What the four moves look like. One — she said no. That is information about the plan, not about whether I was wrong to ask. Two — the shame check: would the dietitian reject me as a person for having asked? No. The shame is unjustified. Opposite action: stay in contact, do not isolate, do not skip the next session. Three — the willingness check: do I want to argue the no in my head all afternoon? Notice the willfulness, do not act on it. Four — the 24-hour check: eat the planned snacks, keep the walk to its normal length, stay connected. Bring the actual material to the next session, framed as it actually is: I asked for an adjustment, she said no, the no was harder to receive than I expected.
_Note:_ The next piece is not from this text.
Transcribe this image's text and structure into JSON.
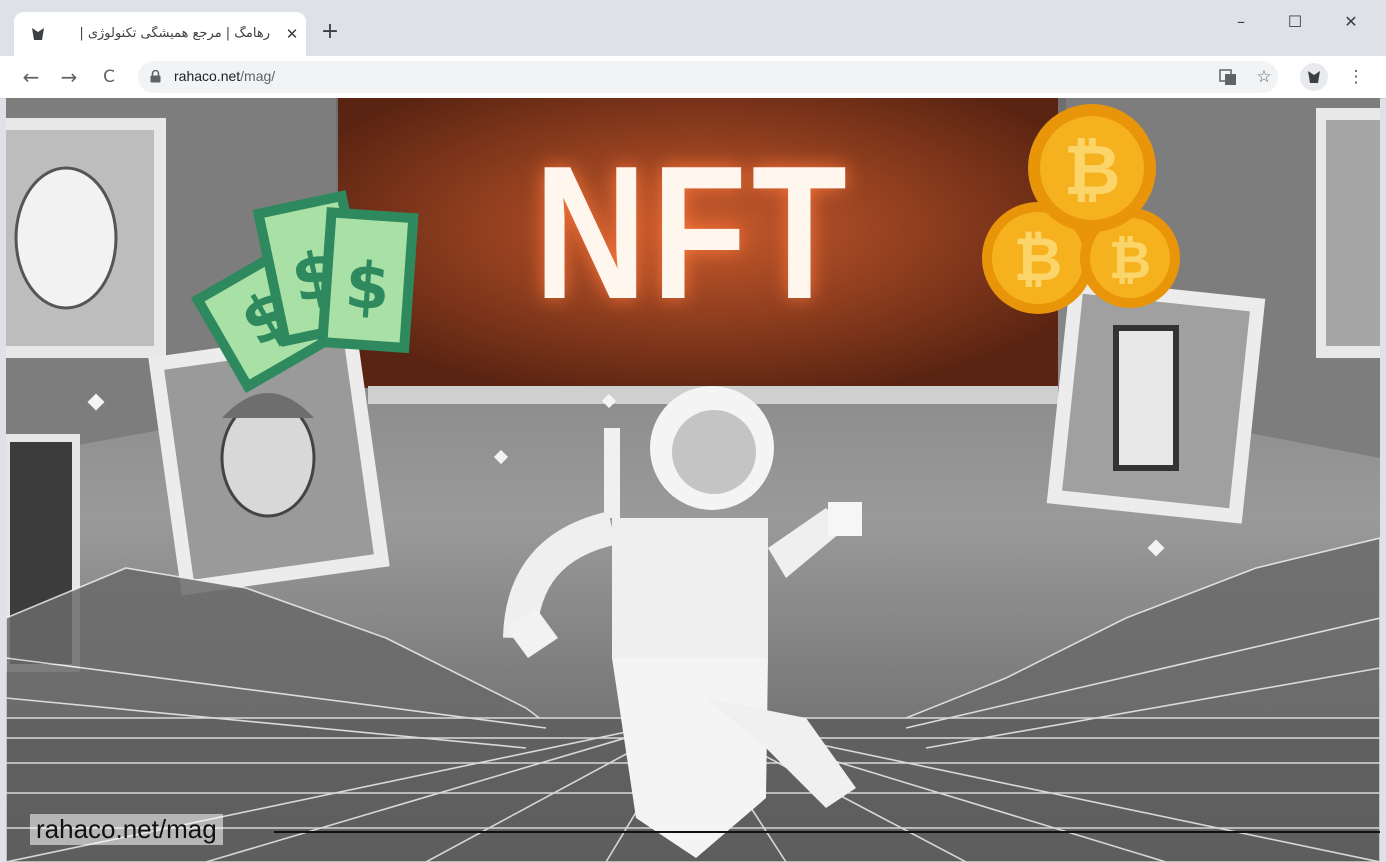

Insist on the first pass actually running the wrong calibration. Members will want to skip the deliberate-failure version and go straight to the polished one, since the failure version feels uncomfortable to perform aloud. The discomfort is the point: feeling the difference between the two passes is what makes the skill consolidate. For scenario 3 in particular, the collapse version may surface real material; keep the frame on the practice rather than letting it slide into a process-group moment, since the depth work belongs in individual sessions.
8 to 10 minSkill-anchored questions
Pick two or three. Answers can be a single word, a single factor name, or a pass. The skill is the anchor.
Linehan's manual keeps skills-group discussion anchored to the skill being taught, with low-disclosure entry points (a factor, a word, a pass) so the work stays in the skill rather than in autobiographical material that needs more containment than a group can offer. Deep exploration of any one ask or any one no belongs in individual therapy.
3 to 5 minPick one
One concrete practice between now and next group. Choose the one that matches where the skill is for you right now.
One sentence
Each person, one sentence. Name the specific ask or the specific no you are working with this week, and the day you expect it to happen. A general intention to practice Options dissolves by Tuesday. A sentence with a day in it has somewhere to land.
Push for the day. If a checkout lands abstract, ask one clarifying question that adds the day or the trigger, then move on. Members who can name the ask but cannot yet name the day are giving the same useful information as members who pass: the work is not yet ready to leave the room.